“Anything wrong, sir?” deferentially inquired the chief servitor, noting with apprehension the startled mien of the eminent lecturer.

Mr. Denby tried to compose himself.

“Nothing important,” he managed to reply. “Just some unwelcome tidings from home. I’ll be all right in a moment or two.”

When the head-waiter had bowed himself away Mr. Denby turned to a perusal of the paper. The words which struck his eyes seemed to spell to him the collapse of all things temporal.

The harrowing details which followed were dressed up in such sarcastic verbiage that Mr. Denby’s soul went sick and his appetite for breakfast vanished. He paid his check and sought the seclusion of his room. He wished to hide his face from the public gaze and apply poultices to his wounded dignity.

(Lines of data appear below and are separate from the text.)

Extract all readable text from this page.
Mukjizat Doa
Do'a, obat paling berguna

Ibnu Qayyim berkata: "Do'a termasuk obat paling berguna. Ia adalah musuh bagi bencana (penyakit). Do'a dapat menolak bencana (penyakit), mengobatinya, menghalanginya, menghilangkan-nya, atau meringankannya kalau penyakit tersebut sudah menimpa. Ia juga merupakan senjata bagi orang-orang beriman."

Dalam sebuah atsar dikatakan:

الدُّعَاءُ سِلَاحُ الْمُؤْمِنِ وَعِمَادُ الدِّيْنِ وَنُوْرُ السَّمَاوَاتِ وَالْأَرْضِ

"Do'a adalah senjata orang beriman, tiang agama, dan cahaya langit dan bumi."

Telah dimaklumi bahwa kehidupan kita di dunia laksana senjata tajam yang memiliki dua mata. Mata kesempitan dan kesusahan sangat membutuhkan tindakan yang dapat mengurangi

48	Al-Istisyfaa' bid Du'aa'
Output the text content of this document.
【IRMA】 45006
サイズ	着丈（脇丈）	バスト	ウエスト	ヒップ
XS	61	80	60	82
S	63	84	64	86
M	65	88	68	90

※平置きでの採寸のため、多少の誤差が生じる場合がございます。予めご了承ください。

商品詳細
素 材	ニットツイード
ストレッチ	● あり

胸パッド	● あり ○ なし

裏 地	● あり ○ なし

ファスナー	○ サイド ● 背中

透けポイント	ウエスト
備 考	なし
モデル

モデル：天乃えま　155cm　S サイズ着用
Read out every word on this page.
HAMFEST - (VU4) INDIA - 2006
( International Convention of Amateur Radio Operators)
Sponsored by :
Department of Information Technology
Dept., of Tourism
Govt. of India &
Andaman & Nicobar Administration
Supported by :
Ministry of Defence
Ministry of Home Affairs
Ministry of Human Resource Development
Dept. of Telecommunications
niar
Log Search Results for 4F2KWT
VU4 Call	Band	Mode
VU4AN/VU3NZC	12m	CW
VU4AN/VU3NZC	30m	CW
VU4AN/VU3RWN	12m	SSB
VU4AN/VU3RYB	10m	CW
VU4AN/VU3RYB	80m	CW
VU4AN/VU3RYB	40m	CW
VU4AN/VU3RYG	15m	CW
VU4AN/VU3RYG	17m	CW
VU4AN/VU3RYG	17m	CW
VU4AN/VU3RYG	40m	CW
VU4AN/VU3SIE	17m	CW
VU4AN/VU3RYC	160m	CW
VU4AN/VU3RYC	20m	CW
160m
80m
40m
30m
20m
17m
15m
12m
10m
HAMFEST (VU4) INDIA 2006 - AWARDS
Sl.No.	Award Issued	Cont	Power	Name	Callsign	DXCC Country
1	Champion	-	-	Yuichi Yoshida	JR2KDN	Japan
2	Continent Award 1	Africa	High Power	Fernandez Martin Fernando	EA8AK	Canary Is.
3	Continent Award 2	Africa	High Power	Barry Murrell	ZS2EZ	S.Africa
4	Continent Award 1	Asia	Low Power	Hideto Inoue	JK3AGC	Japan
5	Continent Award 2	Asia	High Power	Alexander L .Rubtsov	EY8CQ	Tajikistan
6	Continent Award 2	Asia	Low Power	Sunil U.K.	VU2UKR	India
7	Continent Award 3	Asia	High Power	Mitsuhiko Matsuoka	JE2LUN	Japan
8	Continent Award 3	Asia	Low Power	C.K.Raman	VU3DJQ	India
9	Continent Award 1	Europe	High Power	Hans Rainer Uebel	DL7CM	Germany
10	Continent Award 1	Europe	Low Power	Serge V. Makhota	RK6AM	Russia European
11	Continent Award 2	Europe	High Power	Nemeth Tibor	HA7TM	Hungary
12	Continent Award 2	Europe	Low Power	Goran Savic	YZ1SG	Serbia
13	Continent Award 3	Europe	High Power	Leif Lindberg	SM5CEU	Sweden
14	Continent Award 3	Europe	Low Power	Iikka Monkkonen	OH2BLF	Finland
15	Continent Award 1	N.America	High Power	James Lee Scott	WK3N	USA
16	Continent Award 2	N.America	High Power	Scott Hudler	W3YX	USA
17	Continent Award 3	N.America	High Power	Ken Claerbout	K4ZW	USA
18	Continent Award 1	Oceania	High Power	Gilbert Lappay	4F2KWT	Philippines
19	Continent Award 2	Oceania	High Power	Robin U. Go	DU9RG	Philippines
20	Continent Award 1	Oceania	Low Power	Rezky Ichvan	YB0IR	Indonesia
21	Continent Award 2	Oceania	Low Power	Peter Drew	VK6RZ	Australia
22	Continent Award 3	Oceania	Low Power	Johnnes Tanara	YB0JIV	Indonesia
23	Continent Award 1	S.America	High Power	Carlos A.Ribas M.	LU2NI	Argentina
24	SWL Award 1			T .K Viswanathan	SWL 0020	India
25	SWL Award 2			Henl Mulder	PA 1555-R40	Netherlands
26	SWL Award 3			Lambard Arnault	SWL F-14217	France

Jimmy Martin, coming up unannounced, found him a half hour later gazing pensively out of the window—a picture of incarnate misery. Jimmy wasn’t in a particularly jaunty mood himself, but he assumed his best “cheery-oh” manner when he caught a glimpse of his associate’s face.

“What’s the matter, little song-bird?” he inquired breezily. “You look about as lonely as a bartender.”

Mr. Denby turned a pair of ineffably sad eyes on the press agent and sighed mournfully.

“I’m disgraced, Mr. Martin,” he said feebly, “irretrievably disgraced. I should never have gone into this masquerade—never. My saner judgment should have prevailed. I shall never recover from this. I’m the most miserable man in Chicago this morning—the most utterly miserable.”